In a fascinating book review in the New York Times last Sunday, Jay McInerney writes extensively on a new biography on the reclusive J.D. Salinger entitled J.D. Salinger: A Life by Kenneth Slawenski. This iconic author, best known for Catcher in the Rye, was a transformational author who did much to goad the thinking of young men and women growing up in fifties and sixties. What was unknown to me, was Mr. Salinger’s military service during World War II.
From Mr. McInerney’s perspective,” the great achievement of Slawenski’s biography is its evocation of the horror of Salinger’s wartime experience. Despite Salinger’s reticence, Slawenski admirably retraces his movements and recreates the savage battles, the grueling marches and frozen bivouacs of Salinger’s war. It’s hard to think of an American writer who had more combat experience. He landed on Utah Beach on D-Day. Slawenski reports that of the 3,080 members of Salinger’s regiment who landed with him on June 6, 1944, only 1,130 survived three weeks later. Then, when the 12th Infantry Regiment tried to take the swampy, labyrinthine Hürtgen Forest, in what proved to be a huge military blunder, the statistics were even more horrific. After reinforcement, ‘of the original 3,080 regimental soldiers who went into Hürtgen, only 563 were left.’ Salinger escaped the deadly quagmire of Hürtgen just in time to fight in the Battle of the Bulge, and shortly thereafter, in 1945, participated in the liberation of Dachau. ‘You could live a lifetime,’ he later told his daughter, ‘and never really get the smell of burning flesh out of your nose.’”

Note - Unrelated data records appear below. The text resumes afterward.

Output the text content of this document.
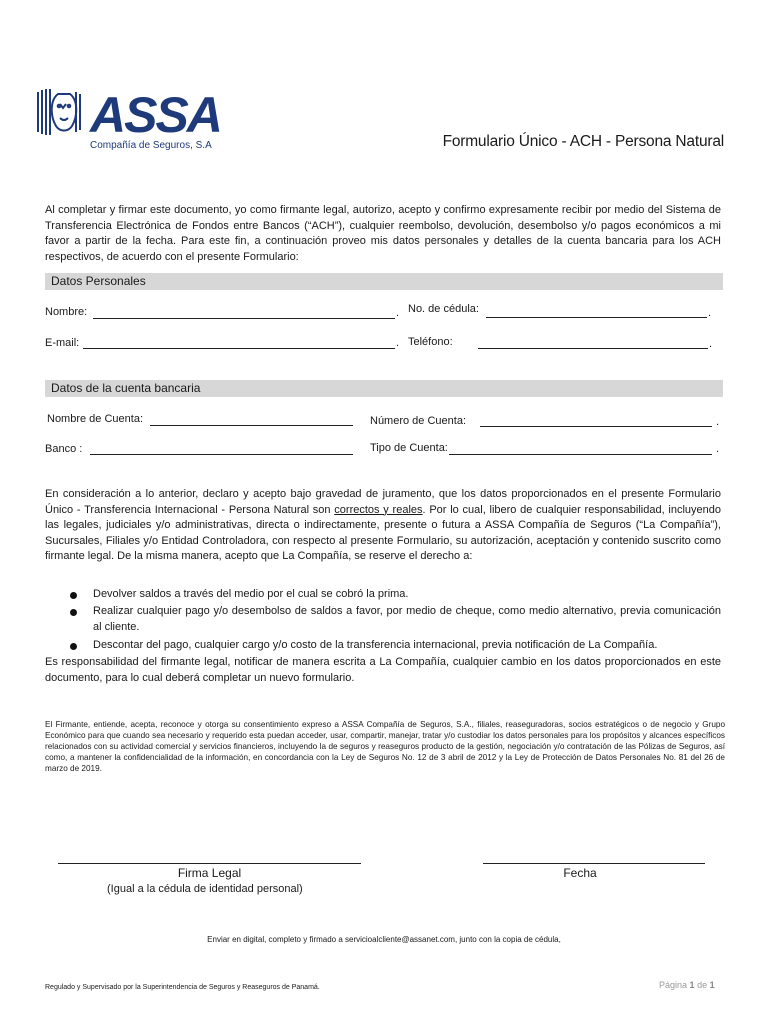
ASSA
Compañía de Seguros, S.A	Formulario Único - ACH - Persona Natural
Al completar y firmar este documento, yo como firmante legal, autorizo, acepto y confirmo expresamente recibir por medio del Sistema de Transferencia Electrónica de Fondos entre Bancos (“ACH”), cualquier reembolso, devolución, desembolso y/o pagos económicos a mi favor a partir de la fecha. Para este fin, a continuación proveo mis datos personales y detalles de la cuenta bancaria para los ACH respectivos, de acuerdo con el presente Formulario:
Datos Personales
Nombre:	. No. de cédula:	.
E-mail:	. Teléfono:	.
Datos de la cuenta bancaria
Nombre de Cuenta:	Número de Cuenta:	.
Banco :	Tipo de Cuenta:	.
En consideración a lo anterior, declaro y acepto bajo gravedad de juramento, que los datos proporcionados en el presente Formulario Único - Transferencia Internacional - Persona Natural son correctos y reales. Por lo cual, libero de cualquier responsabilidad, incluyendo las legales, judiciales y/o administrativas, directa o indirectamente, presente o futura a ASSA Compañía de Seguros (“La Compañía”), Sucursales, Filiales y/o Entidad Controladora, con respecto al presente Formulario, su autorización, aceptación y contenido suscrito como firmante legal. De la misma manera, acepto que La Compañía, se reserve el derecho a:
Devolver saldos a través del medio por el cual se cobró la prima.
Realizar cualquier pago y/o desembolso de saldos a favor, por medio de cheque, como medio alternativo, previa comunicación al cliente.
Descontar del pago, cualquier cargo y/o costo de la transferencia internacional, previa notificación de La Compañía.
Es responsabilidad del firmante legal, notificar de manera escrita a La Compañía, cualquier cambio en los datos proporcionados en este documento, para lo cual deberá completar un nuevo formulario.
El Firmante, entiende, acepta, reconoce y otorga su consentimiento expreso a ASSA Compañía de Seguros, S.A., filiales, reaseguradoras, socios estratégicos o de negocio y Grupo Económico para que cuando sea necesario y requerido esta puedan acceder, usar, compartir, manejar, tratar y/o custodiar los datos personales para los propósitos y alcances específicos relacionados con su actividad comercial y servicios financieros, incluyendo la de seguros y reaseguros producto de la gestión, negociación y/o contratación de las Pólizas de Seguros, así como, a mantener la confidencialidad de la información, en concordancia con la Ley de Seguros No. 12 de 3 abril de 2012 y la Ley de Protección de Datos Personales No. 81 del 26 de marzo de 2019.
Firma Legal
(Igual a la cédula de identidad personal)
Fecha
Enviar en digital, completo y firmado a servicioalcliente@assanet.com, junto con la copia de cédula,
Regulado y Supervisado por la Superintendencia de Seguros y Reaseguros de Panamá.	Página 1 de 1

It is hard to imagine a more harrowing battlefield experience and the devastating impact of War on those around him. Mr. McInerney goes on to write that by “July (1945) he checked himself into a hospital for treatment of what we would now recognize as post-traumatic stress disorder. In a letter to Hemingway, whom he’d met at the Ritz bar shortly after the liberation of Paris, he wrote that he’d been ‘in an almost constant state of despondency.’ He would later allude to that experience in ‘For Esmé — With Love and Squalor.’ Readers are left to imagine the horrors between the time that Sergeant X, stationed in Devon, England, meets Esmé and her brother, Charles, two war orphans, and the time that Esmé’s letter reaches him in Bavaria a year later, after he has suffered a nervous breakdown.’”
Certainly, it is cause for reflection that we are only just now beginning to understand the symptoms of post traumatic stress disorder (PTSD). Furthermore, judging from the numerous reports circulating within military circles, we appear to have a growing epidemic of psychological and nerological disorders with little evidence of an “effective” solution on the horizon. I fear that the “unintended consequences” of our wars in Iraq and Afghanistan will be with us for many years as brave young men and women who have served on those battlefields return with PTSD. How we insure these brave heroes receive proper care and treatment will say much about our society.